1. Field of the Invention
The present invention relates to an improved method of calculating an internal resistance of a secondary battery (or a storage battery) mounted on a motor vehicle.
2. Description of the Related Art
An internal resistance as one of internal impedances of a secondary battery (or a storage battery) mounted on a motor vehicle is a well-known important parameter in order to judge a deterioration state of and a charge state of the secondary battery, For example, using an internal resistance as an input parameter into a Neural network simulator capable of performing a state of charge (SOC) calculation can detect a SOC of the secondary battery with high accuracy.
Related art techniques calculate such an internal resistance of a secondary battery based on an inclination of a regression line obtained using a current-voltage (I-V) characteristic of the secondary battery. For example, Japanese patent laid open publication No. JP 2002-343444 and No. JP 2005-146939 have disclosed such a method of calculating an internal resistance of a secondary battery based on an inclination of a regression line.
However, because the I-V characteristic of a secondary battery such as a lead storage battery is much changed and a polarization state of the secondary battery is thereby largely varied, it is difficult to obtain the internal resistance based on the I-V characteristic of the secondary battery for a motor vehicle with high accuracy. In order to solve such a drawback, there is another related art technique for calculating an internal resistance of a secondary battery with high accuracy using an I-V characteristic measured at an engine start where a change of a large current occurs in a short period of time. This method is referred to as the “internal resistance calculation method at an engine start”.

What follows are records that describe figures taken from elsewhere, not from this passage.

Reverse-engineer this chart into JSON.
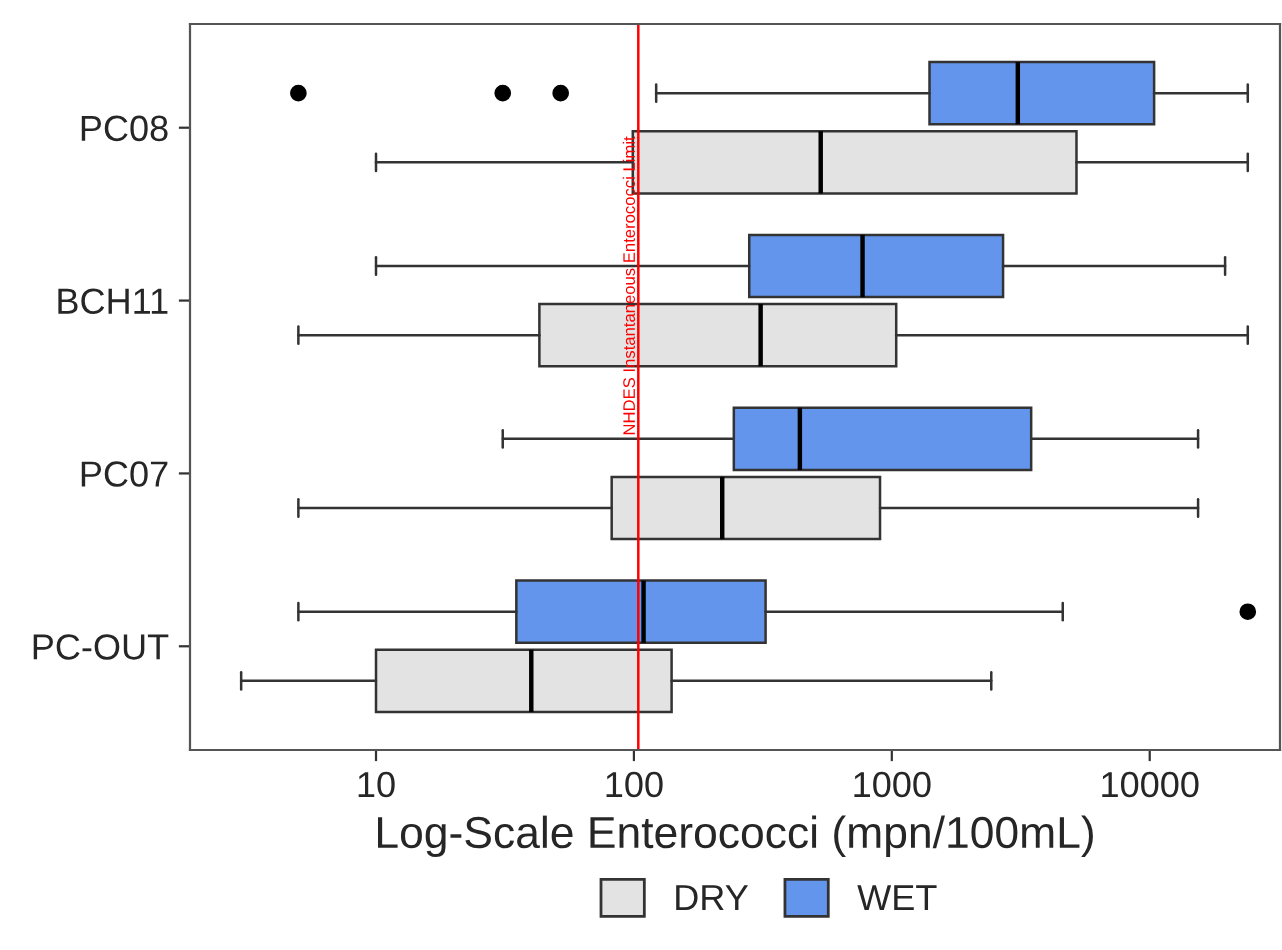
{
  "chart_data": {
    "type": "box",
    "orientation": "horizontal",
    "xlabel": "Log-Scale Enterococci (mpn/100mL)",
    "categories": [
      "PC08",
      "BCH11",
      "PC07",
      "PC-OUT"
    ],
    "log": "x",
    "xlim": [
      1.9,
      32000
    ],
    "xticks": [
      10,
      100,
      1000,
      10000
    ],
    "grid": false,
    "legend": "bottom",
    "series": [
      {
        "name": "DRY",
        "color": "#e3e3e3",
        "boxes": [
          {
            "low": 10,
            "q1": 99,
            "median": 530,
            "q3": 5200,
            "high": 24000
          },
          {
            "low": 5,
            "q1": 43,
            "median": 310,
            "q3": 1040,
            "high": 24000
          },
          {
            "low": 5,
            "q1": 82,
            "median": 220,
            "q3": 900,
            "high": 15400
          },
          {
            "low": 3,
            "q1": 10,
            "median": 40,
            "q3": 140,
            "high": 2430
          }
        ]
      },
      {
        "name": "WET",
        "color": "#6495ed",
        "boxes": [
          {
            "low": 122,
            "q1": 1400,
            "median": 3080,
            "q3": 10400,
            "high": 24000,
            "outliers": [
              5,
              31,
              52
            ]
          },
          {
            "low": 10,
            "q1": 280,
            "median": 770,
            "q3": 2700,
            "high": 19600
          },
          {
            "low": 31,
            "q1": 244,
            "median": 440,
            "q3": 3470,
            "high": 15400
          },
          {
            "low": 5,
            "q1": 35,
            "median": 109,
            "q3": 324,
            "high": 4600,
            "outliers": [
              24000
            ]
          }
        ]
      }
    ],
    "ref_lines": [
      {
        "axis": "x",
        "value": 104,
        "label": "NHDES Instantaneous Enterococci Limit",
        "color": "#ff0000"
      }
    ]
  }
}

Such an internal resistance calculation method when a vehicle engine starts is requested to measure a I-V characteristic within a large current range in order to increase the calculation accuracy for the internal resistance of the storage battery.
The internal resistance calculation method further requires a current sensor capable of measuring a large currant within a wide current range with desired high accuracy in order to measure a starting current when a vehicle engine starts within a full detection range such as from −1000 A to −600 A. The current sensor having such a capability is extremely expensive because it guarantees a desired accuracy at any detection point in the full detection range.
Still further, the current sensor having such a function detectable a wide current range is only used when the vehicle engine starts, in other words, is not used in a case other than the vehicle engine start. In addition, because the engine starting current varies from a minimum value to a maximum value for a short period of time, for example, within a short-time range of 1 to 3 msec, it is in general difficult to perform samplings of the engine starting current in a wide range at a high speed with high accuracy.
In order to solve such a related art problem in views of necessity and economical efficiency, the related arts use a current sensor (or a middle range current sensor) capable of measuring a current within a range of −500 A to +100 A in order to measure an engine cranking current. FIG. 11 shows a current waveform when a vehicle engine starts detected by such a middle range current sensor. As clearly understood from FIG. 11, the middle range current sensor cannot detect a discharge current in a wide current range when a vehicle engine starts.
However, the use of the current-voltage characteristic during a cranking detected by such a middle range current sensor causes a difficulty in detecting an internal resistance of a secondary battery (or a storage battery) with high accuracy because a polarization state of the secondary battery largely affects the detection accuracy of the internal resistance of the secondary battery, as shown in FIG. 12.